Bearing in mind that the sender of a commercial electronic message must be able to prove that the recipient consented to receiving the message, you should ensure that you keep any documents/records evidencing consent, so that they may be produced if necessary.
Marketing lists will also need to be kept current, which will include removing persons from those lists when they notify you that they no longer wish to receive messages.
You may also wish to consider using faxes or telemarketing to communicate with potential customers, as these forms of communication are not caught by the definition of "electronic message".
2. Configure all outgoing commercial electronic messages
All outgoing commercial electronic messages will need to:
(a) Contain a functional "unsubscribe" facility; and
(b) Clearly identify the sender of the message and contain accurate contact details for the sender.
3. Set company policies
We recommend that you put in place protocols prescribing which employees may send commercial electronic messages and the required regulatory content of those messages (i.e. unsubscribe facility, contact details).
In addition, all staff should be educated about the need for compliance with the Act.
Further information on the Act
Regulations will, at some stage in the future, be passed to provide further information on some aspects of the Act, for example:
(a) Specific circumstances in which consent to receiving commercial electronic messages will be inferred;
(b) Further exceptions to the definition of commercial electronic messages;
(c) Regime for issuing formal warnings and civil infringement notices.

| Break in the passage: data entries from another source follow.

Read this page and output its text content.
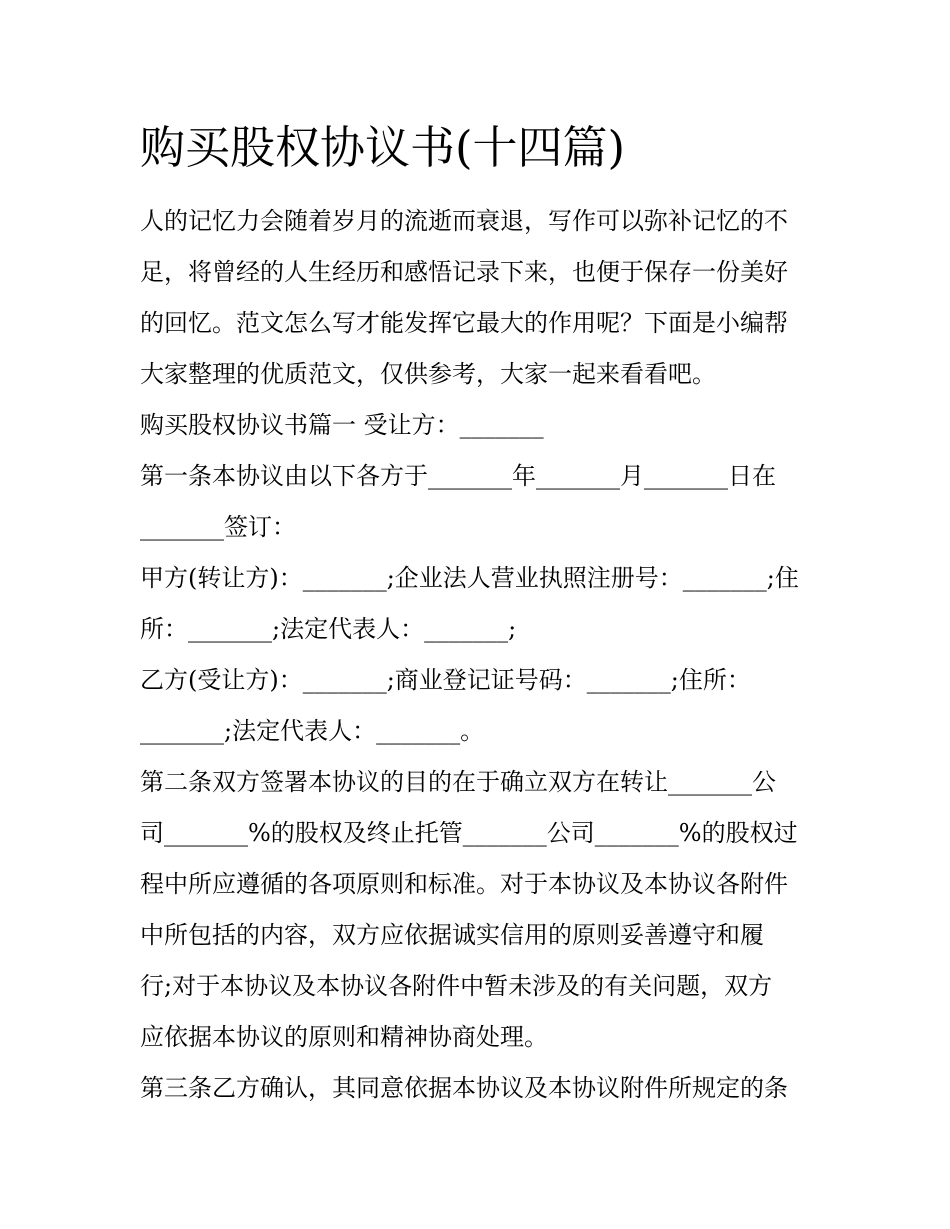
购买股权协议书(十四篇)
人的记忆力会随着岁月的流逝而衰退，写作可以弥补记忆的不
足，将曾经的人生经历和感悟记录下来，也便于保存一份美好
的回忆。范文怎么写才能发挥它最大的作用呢？下面是小编帮
大家整理的优质范文，仅供参考，大家一起来看看吧。
购买股权协议书篇一 受让方：_______
第一条本协议由以下各方于_______年_______月_______日在
_______签订：
甲方(转让方)：_______;企业法人营业执照注册号：_______;住
所：_______;法定代表人：_______;
乙方(受让方)：_______;商业登记证号码：_______;住所：
_______;法定代表人：_______。
第二条双方签署本协议的目的在于确立双方在转让_______公
司_______%的股权及终止托管_______公司_______%的股权过
程中所应遵循的各项原则和标准。对于本协议及本协议各附件
中所包括的内容，双方应依据诚实信用的原则妥善遵守和履
行;对于本协议及本协议各附件中暂未涉及的有关问题，双方
应依据本协议的原则和精神协商处理。
第三条乙方确认，其同意依据本协议及本协议附件所规定的条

For further information and practical guidelines for compliance, you can also refer to the Department's dedicated anti-spam website: http://www.antispam.govt.nz
There are other statutes relevant to the spam problem. For example, existing legislation prevents misleading or deceptive conduct (Fair Trading Act 1986), forgery or fraud (Crimes Act 1961), breaching computer network security and integrity (Crimes Act), making or supplying pornographic or offensive material (Films, Videos and Publications Classifications Act) and harassment (Harassment Act 1997).
In addition, the Privacy Act 1993 sets out rules which guide how personal information (including electronic address information) can be collected, used, stored and disclosed.
This Background Paper by its nature cannot be comprehensive and cannot be relied on as legal advice, but is instead provided to assist readers to identify legal issues on which they should seek specialist legal advice.